High Availability and Failure Domains

This page describes a practical active/backup model for LibreQoS.

Scope and Assumptions

This page covers LibreQoS high availability as an active/backup design.
Failover should be controlled by dynamic routing (for example OSPF or BGP).
Hardware and router vendors are intentionally not prescribed.
Insight-specific high availability guidance is out of scope for this page.

Active/Backup HA Model

One path is active (preferred), and one path is backup (standby). Routing policy controls path selection and failover.

        stateDiagram-v2
    [*] --> PrimaryActive
    PrimaryActive: Primary path preferred (cost 1)
    PrimaryActive --> FailoverConverging: Primary failure detected
    FailoverConverging --> BackupActive: Routing converged to backup (cost 100)
    BackupActive --> RecoveryValidation: Primary repaired
    RecoveryValidation --> PrimaryActive: Preference restored and stable

OSPF Example (Primary Cost 1, Backup Cost 100)

Use OSPF interface cost to prefer the active path.

Primary LibreQoS path: ip ospf cost 1
Backup LibreQoS path: ip ospf cost 100

Conceptual result:

Normal state: traffic uses the primary path because cost 1 is lower than 100.
Failure state: if the primary path/router goes down, OSPF converges and traffic uses the backup path.
Recovery state: after the primary is healthy again, traffic returns to primary based on lower cost.

Example policy intent:

Keep both paths up and routable at all times.
Ensure backup has enough capacity for expected peak load.
Test failover and failback during maintenance windows.

BGP Equivalent (If You Use BGP Instead of OSPF)

If you run BGP, use standard preference controls to make one path primary and one backup (for example local preference, MED, or AS path prepending based on your design).
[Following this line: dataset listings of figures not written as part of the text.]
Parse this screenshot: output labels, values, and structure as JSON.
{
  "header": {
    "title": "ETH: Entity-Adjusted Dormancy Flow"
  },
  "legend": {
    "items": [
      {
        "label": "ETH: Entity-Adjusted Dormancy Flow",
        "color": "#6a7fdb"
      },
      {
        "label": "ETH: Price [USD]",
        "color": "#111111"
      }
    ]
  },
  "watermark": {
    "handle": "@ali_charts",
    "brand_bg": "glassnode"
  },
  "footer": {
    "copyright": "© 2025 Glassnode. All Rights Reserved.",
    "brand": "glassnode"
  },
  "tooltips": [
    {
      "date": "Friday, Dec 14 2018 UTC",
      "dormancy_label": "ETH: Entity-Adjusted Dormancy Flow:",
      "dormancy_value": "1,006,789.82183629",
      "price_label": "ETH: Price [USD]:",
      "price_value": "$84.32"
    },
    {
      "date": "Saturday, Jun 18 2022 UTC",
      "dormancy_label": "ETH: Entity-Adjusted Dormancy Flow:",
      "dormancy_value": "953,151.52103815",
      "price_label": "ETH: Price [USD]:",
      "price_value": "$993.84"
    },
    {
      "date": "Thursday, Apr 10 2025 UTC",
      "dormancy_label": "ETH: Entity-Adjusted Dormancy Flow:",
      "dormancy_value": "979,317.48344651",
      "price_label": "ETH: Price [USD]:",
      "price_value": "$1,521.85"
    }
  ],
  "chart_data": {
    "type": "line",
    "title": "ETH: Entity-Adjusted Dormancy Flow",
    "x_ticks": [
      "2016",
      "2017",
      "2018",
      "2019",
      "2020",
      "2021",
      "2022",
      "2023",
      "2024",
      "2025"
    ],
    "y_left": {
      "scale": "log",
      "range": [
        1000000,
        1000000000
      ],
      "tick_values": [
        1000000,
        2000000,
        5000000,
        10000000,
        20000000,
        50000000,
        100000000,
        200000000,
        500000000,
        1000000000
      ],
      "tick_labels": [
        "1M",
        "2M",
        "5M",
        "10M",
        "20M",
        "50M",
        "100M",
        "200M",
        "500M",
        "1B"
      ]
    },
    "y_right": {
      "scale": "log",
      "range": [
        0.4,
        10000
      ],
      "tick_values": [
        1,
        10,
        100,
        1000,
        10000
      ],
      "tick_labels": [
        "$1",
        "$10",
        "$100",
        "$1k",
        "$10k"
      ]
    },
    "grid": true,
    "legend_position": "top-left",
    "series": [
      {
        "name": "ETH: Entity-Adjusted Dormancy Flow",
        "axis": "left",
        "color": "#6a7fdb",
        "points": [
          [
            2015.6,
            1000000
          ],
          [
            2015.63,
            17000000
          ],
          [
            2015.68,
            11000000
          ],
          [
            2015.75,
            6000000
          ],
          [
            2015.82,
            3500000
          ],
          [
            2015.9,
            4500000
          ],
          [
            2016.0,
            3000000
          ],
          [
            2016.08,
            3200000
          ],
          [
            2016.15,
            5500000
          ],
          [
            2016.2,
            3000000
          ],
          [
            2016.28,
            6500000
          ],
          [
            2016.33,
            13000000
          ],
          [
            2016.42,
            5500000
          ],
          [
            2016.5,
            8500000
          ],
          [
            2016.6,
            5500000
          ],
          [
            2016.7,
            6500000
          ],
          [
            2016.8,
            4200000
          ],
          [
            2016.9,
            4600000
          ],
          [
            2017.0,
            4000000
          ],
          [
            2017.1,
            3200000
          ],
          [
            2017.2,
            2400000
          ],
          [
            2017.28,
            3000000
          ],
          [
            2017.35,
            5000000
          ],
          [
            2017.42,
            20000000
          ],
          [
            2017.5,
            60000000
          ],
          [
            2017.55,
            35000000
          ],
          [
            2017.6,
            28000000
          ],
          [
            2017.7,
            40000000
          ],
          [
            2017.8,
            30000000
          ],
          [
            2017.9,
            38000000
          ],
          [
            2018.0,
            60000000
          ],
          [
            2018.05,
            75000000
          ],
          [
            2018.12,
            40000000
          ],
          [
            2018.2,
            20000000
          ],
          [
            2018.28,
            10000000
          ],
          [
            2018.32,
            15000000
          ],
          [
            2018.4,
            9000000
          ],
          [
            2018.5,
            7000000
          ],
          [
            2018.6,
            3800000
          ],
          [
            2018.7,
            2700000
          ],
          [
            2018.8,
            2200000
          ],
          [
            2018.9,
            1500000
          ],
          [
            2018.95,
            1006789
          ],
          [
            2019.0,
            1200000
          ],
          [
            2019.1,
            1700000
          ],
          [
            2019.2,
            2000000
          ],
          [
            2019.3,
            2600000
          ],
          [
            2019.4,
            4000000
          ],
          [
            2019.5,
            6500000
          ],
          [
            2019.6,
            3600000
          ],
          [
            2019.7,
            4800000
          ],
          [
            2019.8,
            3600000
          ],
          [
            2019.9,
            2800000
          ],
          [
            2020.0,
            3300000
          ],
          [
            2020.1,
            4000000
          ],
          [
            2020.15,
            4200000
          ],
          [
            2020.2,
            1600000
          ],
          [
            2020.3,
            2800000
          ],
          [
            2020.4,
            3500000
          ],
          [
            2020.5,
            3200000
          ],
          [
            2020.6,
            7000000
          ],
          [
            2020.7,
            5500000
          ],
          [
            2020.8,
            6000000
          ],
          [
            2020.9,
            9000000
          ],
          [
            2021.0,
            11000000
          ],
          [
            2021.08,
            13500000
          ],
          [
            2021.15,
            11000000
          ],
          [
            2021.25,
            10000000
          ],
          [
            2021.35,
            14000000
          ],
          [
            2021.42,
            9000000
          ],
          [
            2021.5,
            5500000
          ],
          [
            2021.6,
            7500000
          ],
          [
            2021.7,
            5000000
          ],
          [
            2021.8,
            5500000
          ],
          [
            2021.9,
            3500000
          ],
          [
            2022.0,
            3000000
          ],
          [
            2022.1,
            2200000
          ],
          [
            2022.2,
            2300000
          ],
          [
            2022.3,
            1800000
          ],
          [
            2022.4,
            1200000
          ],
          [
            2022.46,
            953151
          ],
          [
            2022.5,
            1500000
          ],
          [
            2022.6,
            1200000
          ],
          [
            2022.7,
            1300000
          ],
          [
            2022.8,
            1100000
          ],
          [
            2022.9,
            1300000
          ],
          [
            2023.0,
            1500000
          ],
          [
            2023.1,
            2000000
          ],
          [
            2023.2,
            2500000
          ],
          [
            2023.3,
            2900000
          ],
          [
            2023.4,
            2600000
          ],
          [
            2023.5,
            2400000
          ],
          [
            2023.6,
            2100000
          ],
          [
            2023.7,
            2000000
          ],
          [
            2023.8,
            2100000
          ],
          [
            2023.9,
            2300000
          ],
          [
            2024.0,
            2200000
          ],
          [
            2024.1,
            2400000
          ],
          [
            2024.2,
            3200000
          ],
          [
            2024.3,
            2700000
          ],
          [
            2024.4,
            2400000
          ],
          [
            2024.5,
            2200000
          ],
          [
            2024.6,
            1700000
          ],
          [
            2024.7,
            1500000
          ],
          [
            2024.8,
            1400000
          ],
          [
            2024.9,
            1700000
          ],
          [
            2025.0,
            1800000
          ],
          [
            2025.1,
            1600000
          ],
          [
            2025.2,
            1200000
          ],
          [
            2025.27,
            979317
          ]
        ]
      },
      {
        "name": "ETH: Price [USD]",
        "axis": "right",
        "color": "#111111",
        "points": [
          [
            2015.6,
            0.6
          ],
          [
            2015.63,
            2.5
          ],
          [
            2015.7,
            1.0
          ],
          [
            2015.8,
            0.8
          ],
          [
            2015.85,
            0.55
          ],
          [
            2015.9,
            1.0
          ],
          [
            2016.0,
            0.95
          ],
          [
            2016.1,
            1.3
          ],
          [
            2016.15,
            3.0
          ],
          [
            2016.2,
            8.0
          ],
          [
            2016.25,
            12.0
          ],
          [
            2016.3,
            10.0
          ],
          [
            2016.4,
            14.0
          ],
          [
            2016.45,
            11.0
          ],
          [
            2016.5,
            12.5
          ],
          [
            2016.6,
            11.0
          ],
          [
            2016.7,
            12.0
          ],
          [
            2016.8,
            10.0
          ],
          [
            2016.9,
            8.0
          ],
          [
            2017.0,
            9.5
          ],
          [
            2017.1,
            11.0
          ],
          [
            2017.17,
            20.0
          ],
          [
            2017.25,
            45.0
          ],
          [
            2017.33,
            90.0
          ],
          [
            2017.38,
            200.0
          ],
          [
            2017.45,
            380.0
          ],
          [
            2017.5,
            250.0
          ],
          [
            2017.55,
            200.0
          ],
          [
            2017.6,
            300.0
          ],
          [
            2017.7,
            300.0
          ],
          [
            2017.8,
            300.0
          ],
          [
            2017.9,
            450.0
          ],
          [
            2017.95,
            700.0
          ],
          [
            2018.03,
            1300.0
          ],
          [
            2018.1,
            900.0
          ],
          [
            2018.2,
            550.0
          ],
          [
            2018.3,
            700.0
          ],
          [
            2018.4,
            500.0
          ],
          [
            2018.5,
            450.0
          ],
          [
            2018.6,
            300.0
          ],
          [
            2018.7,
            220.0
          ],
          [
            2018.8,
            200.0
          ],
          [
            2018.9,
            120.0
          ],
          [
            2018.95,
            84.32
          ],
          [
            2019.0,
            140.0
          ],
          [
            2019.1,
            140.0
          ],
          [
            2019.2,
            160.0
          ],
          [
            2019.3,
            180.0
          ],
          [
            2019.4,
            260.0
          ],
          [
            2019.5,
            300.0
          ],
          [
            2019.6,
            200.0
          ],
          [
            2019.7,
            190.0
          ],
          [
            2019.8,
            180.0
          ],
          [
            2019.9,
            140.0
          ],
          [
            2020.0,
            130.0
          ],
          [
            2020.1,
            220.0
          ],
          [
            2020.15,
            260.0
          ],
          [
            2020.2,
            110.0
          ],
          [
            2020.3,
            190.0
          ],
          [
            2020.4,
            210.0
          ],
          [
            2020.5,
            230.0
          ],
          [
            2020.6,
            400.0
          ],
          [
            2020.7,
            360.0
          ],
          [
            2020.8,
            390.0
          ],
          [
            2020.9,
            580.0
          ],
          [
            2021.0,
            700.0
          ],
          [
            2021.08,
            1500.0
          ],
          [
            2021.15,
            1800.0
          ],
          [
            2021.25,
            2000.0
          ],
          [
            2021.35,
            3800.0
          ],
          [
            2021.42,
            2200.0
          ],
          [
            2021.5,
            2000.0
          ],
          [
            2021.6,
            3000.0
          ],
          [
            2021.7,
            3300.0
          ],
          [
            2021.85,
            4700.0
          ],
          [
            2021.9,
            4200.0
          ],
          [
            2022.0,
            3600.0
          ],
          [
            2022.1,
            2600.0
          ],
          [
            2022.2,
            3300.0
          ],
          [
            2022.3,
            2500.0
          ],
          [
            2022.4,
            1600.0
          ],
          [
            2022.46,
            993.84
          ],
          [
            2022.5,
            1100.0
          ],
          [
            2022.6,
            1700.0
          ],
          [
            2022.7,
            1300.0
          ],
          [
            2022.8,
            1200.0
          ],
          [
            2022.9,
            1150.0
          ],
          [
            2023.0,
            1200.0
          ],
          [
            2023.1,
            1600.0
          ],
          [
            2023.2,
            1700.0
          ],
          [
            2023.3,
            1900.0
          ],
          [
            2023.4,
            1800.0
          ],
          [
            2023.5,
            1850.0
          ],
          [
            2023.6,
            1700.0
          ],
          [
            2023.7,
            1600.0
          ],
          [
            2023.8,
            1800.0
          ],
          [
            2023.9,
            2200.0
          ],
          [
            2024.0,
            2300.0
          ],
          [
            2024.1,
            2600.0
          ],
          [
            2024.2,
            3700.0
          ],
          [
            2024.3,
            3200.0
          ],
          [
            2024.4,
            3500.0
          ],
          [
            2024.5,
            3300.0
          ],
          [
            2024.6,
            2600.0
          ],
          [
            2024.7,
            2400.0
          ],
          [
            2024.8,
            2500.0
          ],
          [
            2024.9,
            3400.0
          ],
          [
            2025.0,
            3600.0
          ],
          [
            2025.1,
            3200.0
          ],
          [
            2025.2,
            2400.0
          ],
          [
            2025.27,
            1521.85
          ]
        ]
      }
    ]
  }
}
Keep policy deterministic and documented.

Recovery and Failback (Conceptual Runbook)

Confirm whether failover occurred (routing table/path checks).
Verify customer traffic is flowing on backup path.
Repair the failed primary path.
Validate primary path health.
Return route preference to normal (primary preferred).
Verify traffic has returned to primary and performance is stable.

Planned Maintenance (Conceptual Procedure)

Announce window and success criteria.
Confirm backup path health and capacity.
Shift traffic to backup using routing policy.
Perform maintenance on former active path.
Validate repaired path.
Optionally return traffic to normal active state.
Close window with post-change validation notes.

HA Readiness Checklist

Dynamic routing is deployed and documented.
Active/backup preferences are explicit and tested.
Monitoring and alerting cover both paths and key dependencies.
On-call runbook includes failover and failback steps.
Regular drill cadence exists (for example quarterly failover tests).
Capacity on backup path is validated for realistic peak load.

Known Limits

High availability depends on surrounding network design quality.
Dynamic routing convergence is not zero-time.
Misconfigured policy can cause asymmetric or unstable failover behavior.
HA does not replace backups or operational discipline.